Sem poder usar discursos, "Selma" vai adaptar falas de Luther King

Do UOL, em São Paulo

16/12/2014 19h57

O drama "Selma", que retrata as marchas pelos direitos civis dos negros nos Estados Unidos, lideradas por Martin Luther King, chegará aos cinemas em dezembro com as famosas falas e discursos dos ativista adaptadas. A produção do filme não conseguiu comprar os diretos de utlização dos textos junto à família. A informação é do site “The Hollywood Reporter”.

Durante a vida, Luther King registrou os direitos autorais de seus discursos e outras obras, que passaram a ser administrados por seus herdeiros Bernice King, Dexter Scott King e Martin Luther King III.

Os  direitos de utilização dos discursos, entre eles o famoso “Eu Tenho um Sonho”, já haviam sido adquiridos em 2009 pelos estúdios DreamWorks e Warner para a produção de outro filme, uma cinebiografia produzida por Steven Spielberg, ainda sem previsão de lançamento.

Por causa disso, os cineastas tiveram de reescrever as falas, com sutis diferenças, como mudanças em verbos e nomes nos diálogos.

Em uma das cenas, que mostra o funeral de Jimmie Lee Jackson, um dos manifestantes pelos direitos civis, Luther King pergunta "quem matou Jimmie Lee Jackson?", em vez da original: "quem o matou?".

 Em outra cena, emcomício, o ativista pede que os negros tenham direito ao voto, bradando a frase “nos dê o voto”, no lugar da original “Nos dê a cédula”.

Segundo o "The Hollywood Reporter", os produtores de "Selma", entre eles o astro Brad Pitt, desistiram de negociar pela dificuldade de entrar em contato com os filhos de Luther King, que não se dão bem. Martin Luther King III, por exemplo, nem estaria mais conversando com os outros irmãos.

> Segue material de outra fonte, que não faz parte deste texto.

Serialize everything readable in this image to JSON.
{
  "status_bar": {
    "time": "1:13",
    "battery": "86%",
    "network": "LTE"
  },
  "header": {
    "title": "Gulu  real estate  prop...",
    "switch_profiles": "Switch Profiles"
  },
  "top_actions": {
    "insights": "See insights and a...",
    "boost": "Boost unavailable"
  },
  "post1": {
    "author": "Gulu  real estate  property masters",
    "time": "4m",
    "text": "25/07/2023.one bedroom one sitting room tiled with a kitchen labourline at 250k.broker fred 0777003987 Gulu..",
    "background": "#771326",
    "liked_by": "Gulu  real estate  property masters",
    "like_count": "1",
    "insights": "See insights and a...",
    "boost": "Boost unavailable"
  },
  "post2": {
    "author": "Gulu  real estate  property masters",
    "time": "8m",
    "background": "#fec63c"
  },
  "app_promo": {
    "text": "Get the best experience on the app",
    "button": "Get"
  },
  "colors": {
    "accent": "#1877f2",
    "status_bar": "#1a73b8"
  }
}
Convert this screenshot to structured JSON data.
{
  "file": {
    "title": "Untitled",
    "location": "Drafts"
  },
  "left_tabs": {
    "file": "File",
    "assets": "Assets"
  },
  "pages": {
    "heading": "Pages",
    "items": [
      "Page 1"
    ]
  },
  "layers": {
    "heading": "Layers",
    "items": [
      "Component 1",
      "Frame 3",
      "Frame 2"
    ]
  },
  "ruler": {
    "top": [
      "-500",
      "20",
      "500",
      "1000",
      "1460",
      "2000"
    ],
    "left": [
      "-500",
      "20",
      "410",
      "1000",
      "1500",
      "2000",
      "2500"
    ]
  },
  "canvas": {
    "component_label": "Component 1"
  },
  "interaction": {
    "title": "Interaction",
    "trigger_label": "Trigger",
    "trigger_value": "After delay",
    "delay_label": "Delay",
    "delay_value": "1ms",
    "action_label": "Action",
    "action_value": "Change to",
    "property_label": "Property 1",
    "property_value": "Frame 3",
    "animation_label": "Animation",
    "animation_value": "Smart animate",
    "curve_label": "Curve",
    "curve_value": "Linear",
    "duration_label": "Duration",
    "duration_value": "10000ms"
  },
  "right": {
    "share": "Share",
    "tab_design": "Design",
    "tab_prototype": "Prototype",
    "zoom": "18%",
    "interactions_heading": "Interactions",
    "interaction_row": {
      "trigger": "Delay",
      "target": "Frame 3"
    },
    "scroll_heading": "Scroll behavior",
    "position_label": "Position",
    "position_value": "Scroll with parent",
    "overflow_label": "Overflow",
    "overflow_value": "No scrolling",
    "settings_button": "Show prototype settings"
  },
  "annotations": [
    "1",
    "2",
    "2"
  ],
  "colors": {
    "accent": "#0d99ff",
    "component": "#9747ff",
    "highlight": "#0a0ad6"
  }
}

Os direitos dos discursos de King são controlados pelo órgão Intellectual Properties Management, que cobra US$ 761 mil pelo uso das palavras e da imagem do ativista, além de uma taxa de gerenciamento de US$ 71 mil, destinada à família.

Dirigido por Ava DuVernay, “Selma” estreia no dia 25 de dezembro nos Estados Unidos. Estão no elenco David Oyelowo ("O Mordomo da Casa Braca") no papel de Luther King, Carem Ejogo (Coretta Scott King), Tom Wilkinson (Lyndon B. Johnson), Cuba Gooding Jr. (Fred Gray) e Oprah Winfrey (Annie Lee Cooper).